BACK IN THE DAY
September 10, 2021
Shorts
Gold Leaf
You can go into one of the larger chain supermarkets in Bangkok and buy a couple of 1.5 inch square sheets of 99.5% pure gold for about USD 2.00. No Joke! It is used as a worship offering in the Buddhist religion. Before you get too excited let me explain. Have you heard that you could flatten an ounce of gold so thin that it will cover an entire football field in an unbroken film? Yes, in fact you can. One of the many useful attributes of pure gold is its malleability.
There is an industry in Thailand that produces gold leaf. Through a painstaking, repetitive procedure, gold is hammered between sheets of leather until it is so thin that it becomes delicate enough to blow in the wind. The catch is, it is light and extremely difficult to work with because it wants to cling to anything it touches. Those 1.5 inch square sheets I mentioned - when you access them between the thin sheets of paper they are packed and presented in, are very fragile. One mistake and you find it wrapped around you finger. And there is no recovery. Carefully rub it all off to collect it and you will find it hard to even find the piece of dust that it becomes. That is how much (or little) material there was to begin with, though it looked so big. If you did manage to loosen it in a sheet, it would gently float to the ground like a feather.
In the preparation of the material there are some strict rules, some special tools and some very delicate hand work are required. The rooms in which they work must be dry and there can be no air flow. A kind of flat wide bamboo tweezer is used to remove the sheets and divide their size, time and again, before being replaced between more sheets of leather in stacks. The leather stacks are hammered – more like pounded – continuously while the gold thins and spreads in between the leather sheets until the gold sheet becomes too big again and needs to be removed and divided once more. This is done over and over until the resulting gold sheet is thinner than plastic wrap. Handled carefully, it never breaks.
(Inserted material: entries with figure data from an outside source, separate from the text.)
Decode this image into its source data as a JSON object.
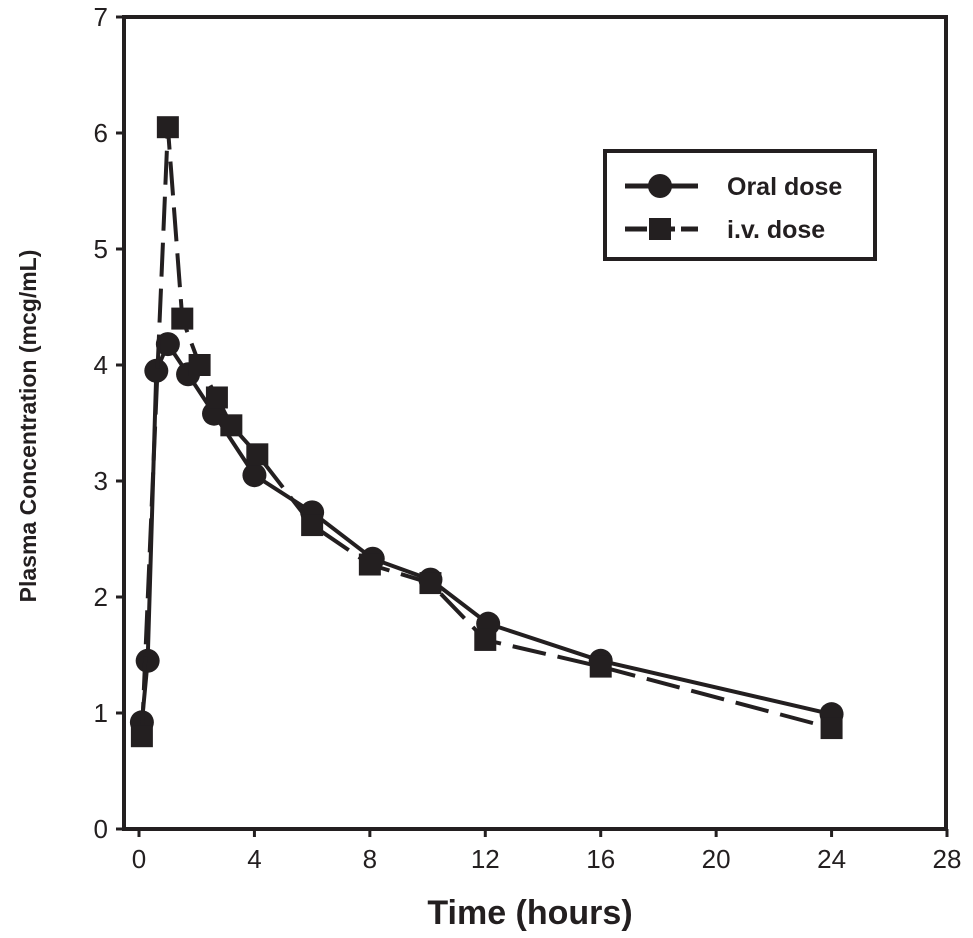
{
  "chart_data": {
    "type": "line",
    "title": "",
    "xlabel": "Time (hours)",
    "ylabel": "Plasma Concentration (mcg/mL)",
    "xlim": [
      0,
      28
    ],
    "ylim": [
      0,
      7
    ],
    "xticks": [
      "0",
      "4",
      "8",
      "12",
      "16",
      "20",
      "24",
      "28"
    ],
    "yticks": [
      "0",
      "1",
      "2",
      "3",
      "4",
      "5",
      "6",
      "7"
    ],
    "grid": false,
    "legend_position": "top-right",
    "series": [
      {
        "name": "Oral dose",
        "marker": "circle",
        "line_style": "solid",
        "x": [
          0.1,
          0.3,
          0.6,
          1.0,
          1.7,
          2.6,
          4.0,
          6.0,
          8.1,
          10.1,
          12.1,
          16.0,
          24.0
        ],
        "y": [
          0.92,
          1.45,
          3.95,
          4.18,
          3.92,
          3.58,
          3.05,
          2.73,
          2.33,
          2.15,
          1.77,
          1.45,
          0.99
        ]
      },
      {
        "name": "i.v. dose",
        "marker": "square",
        "line_style": "dashed",
        "x": [
          0.1,
          1.0,
          1.5,
          2.1,
          2.7,
          3.2,
          4.1,
          6.0,
          8.0,
          10.1,
          12.0,
          16.0,
          24.0
        ],
        "y": [
          0.8,
          6.05,
          4.4,
          4.0,
          3.72,
          3.48,
          3.23,
          2.62,
          2.28,
          2.12,
          1.63,
          1.4,
          0.87
        ]
      }
    ],
    "colors": {
      "ink": "#231f20",
      "background": "#ffffff"
    }
  }
}
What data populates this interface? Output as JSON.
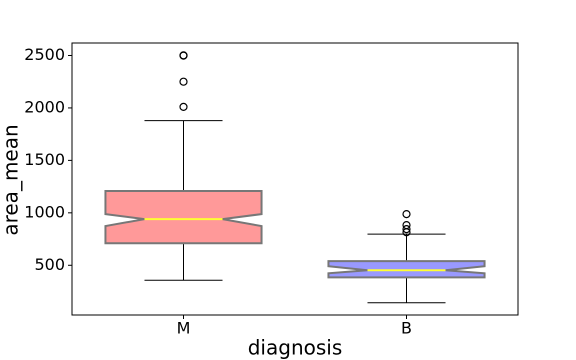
{
  "chart_data": {
    "type": "box",
    "xlabel": "diagnosis",
    "ylabel": "area_mean",
    "categories": [
      "M",
      "B"
    ],
    "boxes": [
      {
        "whislo": 357,
        "q1": 710,
        "notch_lo": 874,
        "med": 940,
        "notch_hi": 988,
        "q3": 1208,
        "whishi": 1879,
        "fliers": [
          2010,
          2250,
          2499,
          2501
        ],
        "color": "#ff9999"
      },
      {
        "whislo": 143,
        "q1": 385,
        "notch_lo": 424,
        "med": 453,
        "notch_hi": 491,
        "q3": 539,
        "whishi": 797,
        "fliers": [
          815,
          845,
          883,
          988
        ],
        "color": "#9999ff"
      }
    ],
    "edge_color": "#777777",
    "median_color": "#ffff33",
    "ylim": [
      26,
      2619
    ],
    "yticks": [
      500,
      1000,
      1500,
      2000,
      2500
    ]
  }
}
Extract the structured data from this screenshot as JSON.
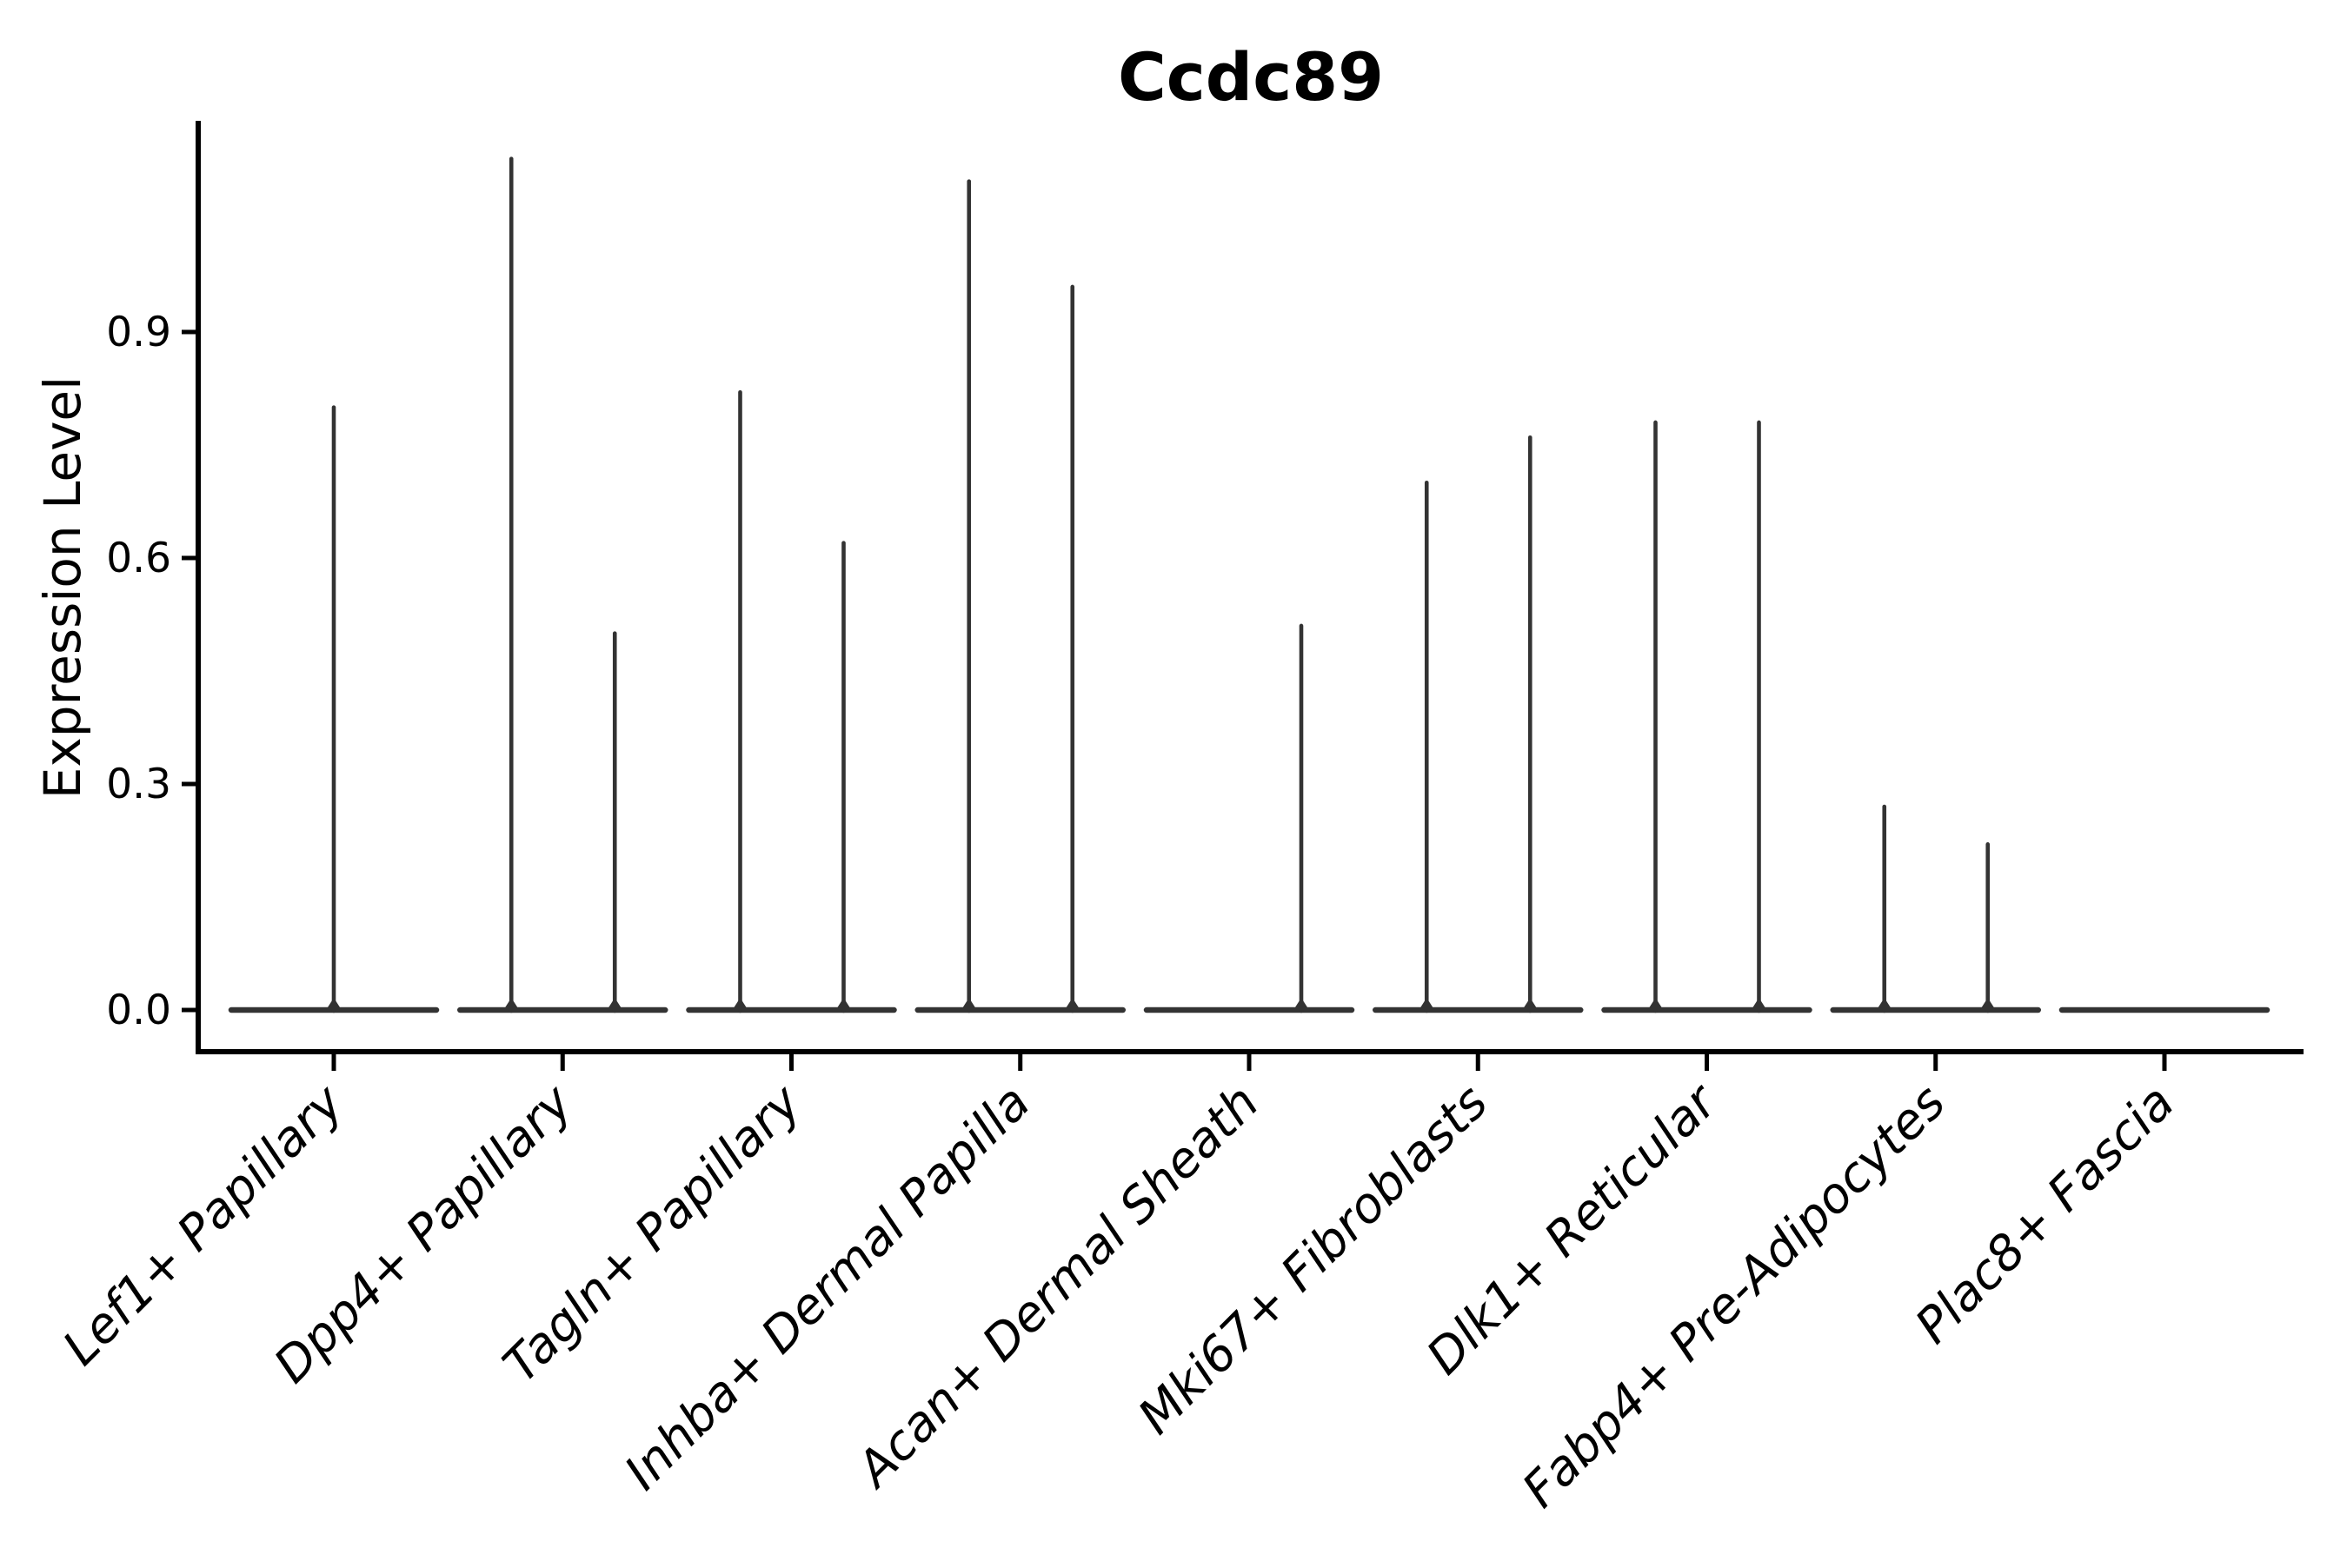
{
  "title": "Ccdc89",
  "colors": {
    "ink": "#000000",
    "violin": "#333333",
    "background": "#ffffff"
  },
  "chart_data": {
    "type": "violin",
    "title": "Ccdc89",
    "xlabel": "",
    "ylabel": "Expression Level",
    "grid": false,
    "legend_position": "none",
    "ylim": [
      -0.06,
      1.18
    ],
    "ytick_labels": [
      "0.0",
      "0.3",
      "0.6",
      "0.9"
    ],
    "ytick_values": [
      0.0,
      0.3,
      0.6,
      0.9
    ],
    "categories": [
      "Lef1+ Papillary",
      "Dpp4+ Papillary",
      "Tagln+ Papillary",
      "Inhba+ Dermal Papilla",
      "Acan+ Dermal Sheath",
      "Mki67+ Fibroblasts",
      "Dlk1+ Reticular",
      "Fabp4+ Pre-Adipocytes",
      "Plac8+ Fascia"
    ],
    "series": [
      {
        "category": "Lef1+ Papillary",
        "baseline_value": 0.0,
        "spikes": [
          {
            "pos": "center",
            "max": 0.8
          }
        ]
      },
      {
        "category": "Dpp4+ Papillary",
        "baseline_value": 0.0,
        "spikes": [
          {
            "pos": "left",
            "max": 1.13
          },
          {
            "pos": "right",
            "max": 0.5
          }
        ]
      },
      {
        "category": "Tagln+ Papillary",
        "baseline_value": 0.0,
        "spikes": [
          {
            "pos": "left",
            "max": 0.82
          },
          {
            "pos": "right",
            "max": 0.62
          }
        ]
      },
      {
        "category": "Inhba+ Dermal Papilla",
        "baseline_value": 0.0,
        "spikes": [
          {
            "pos": "left",
            "max": 1.1
          },
          {
            "pos": "right",
            "max": 0.96
          }
        ]
      },
      {
        "category": "Acan+ Dermal Sheath",
        "baseline_value": 0.0,
        "spikes": [
          {
            "pos": "right",
            "max": 0.51
          }
        ]
      },
      {
        "category": "Mki67+ Fibroblasts",
        "baseline_value": 0.0,
        "spikes": [
          {
            "pos": "left",
            "max": 0.7
          },
          {
            "pos": "right",
            "max": 0.76
          }
        ]
      },
      {
        "category": "Dlk1+ Reticular",
        "baseline_value": 0.0,
        "spikes": [
          {
            "pos": "left",
            "max": 0.78
          },
          {
            "pos": "right",
            "max": 0.78
          }
        ]
      },
      {
        "category": "Fabp4+ Pre-Adipocytes",
        "baseline_value": 0.0,
        "spikes": [
          {
            "pos": "left",
            "max": 0.27
          },
          {
            "pos": "right",
            "max": 0.22
          }
        ]
      },
      {
        "category": "Plac8+ Fascia",
        "baseline_value": 0.0,
        "spikes": []
      }
    ]
  }
}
Worshippers will apply this as an offering to the surfaces of statues of buddhas. One layer after the other, the statue then becomes totally covered. Over time it looks like a statue made of gold.
In the western world, people use adhesives if they work with gold leaf. In Asia, pretty much any pasty liquid will work. Some just rub a piece of garlic on the spot before quickly swiping the leaf into place.
Mexican Opals
In the municipality of Magdalena in Mexico there was a rush of miners searching for fire opal during the 1960’s and 1970’s. This is a hot, dry rocky terrain and the working conditions were basic. Since the material was in seams in fissures in the rocks, much of the work involved moving and hammering large rocks.
Opal has a moisture content of around 10% but can go as high as 20%. When the stones are recovered and exposed to the ambient weather on the ground surface they would begin to dry out. So, the miner would place their newfound materials in a small container filled with water. When it was time to bring the material to market, the miner would seek out a buyer in one of the nearby towns. Poor guys.
The buyer would take the material out of the jars of water, lay them on a table and immediately lower a strong light over them. The light would be hot, of course and he would then begin to negotiate prices. Meanwhile, due to the moisture in the stones they would begin to explode like popcorn – as the heat from the light encouraged expansion.
Imagine the distress to the miner as he watches the fruit of his labor, his dreams of riches, begin to self-destruct. What kind of bargaining position is that?